The Convention had two goals: to establish uniform rules for international air travel and to limit potential carrier liability for passenger injuries so as not to frighten away potential investors from the fledgling air industry. See Floyd, 872 F.2d at 1467 (citing Andreas F. Lowenfeld and Allan I. Mendelsohn, The United States and The Warsaw Convention, 80 Harv. L.Rev. 497, 498-99 (1967) (other citations omitted)); Saks, 724 F.2d at 1385. To achieve these goals, the Convention capped the airlines’ potential liability to each passenger at 125,000 gold french francs, or approximately $8,300. See Warsaw Convention Art. 22; Floyd, 872 F.2d at 1467. At the same time, however, the Convention made the airlines subject to Article 17, which provides in its entirety:

The carrier shall be liable for damage sustained in the event of the death or wounding of a passenger or any other bodily injury suffered by a passenger, if the accident which caused the damage so sustained took place on board the aircraft or in the course of any of the operations of embarking or disembarking.

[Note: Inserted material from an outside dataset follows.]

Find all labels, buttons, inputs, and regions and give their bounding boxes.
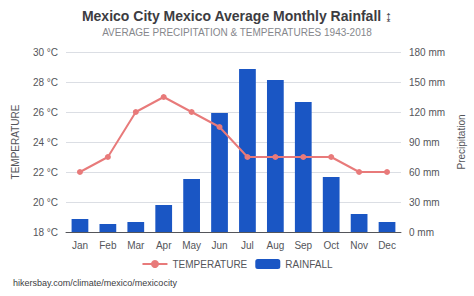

Article 17 created what the courts have characterized as a “presumption” that air carriers are liable for passenger injuries. In re Air Crash Disaster at Warsaw, Poland, on March II, 1980, 705 F.2d 85, 87 (2d Cir.1983); see Floyd, 872 F.2d at 1467 (same). There was a counterweight to the presumption: carriers could avoid Article 17 liability altogether by establishing the so-called “due care” defense provided by Article 20(1). See Warsaw Convention [297]*297Art.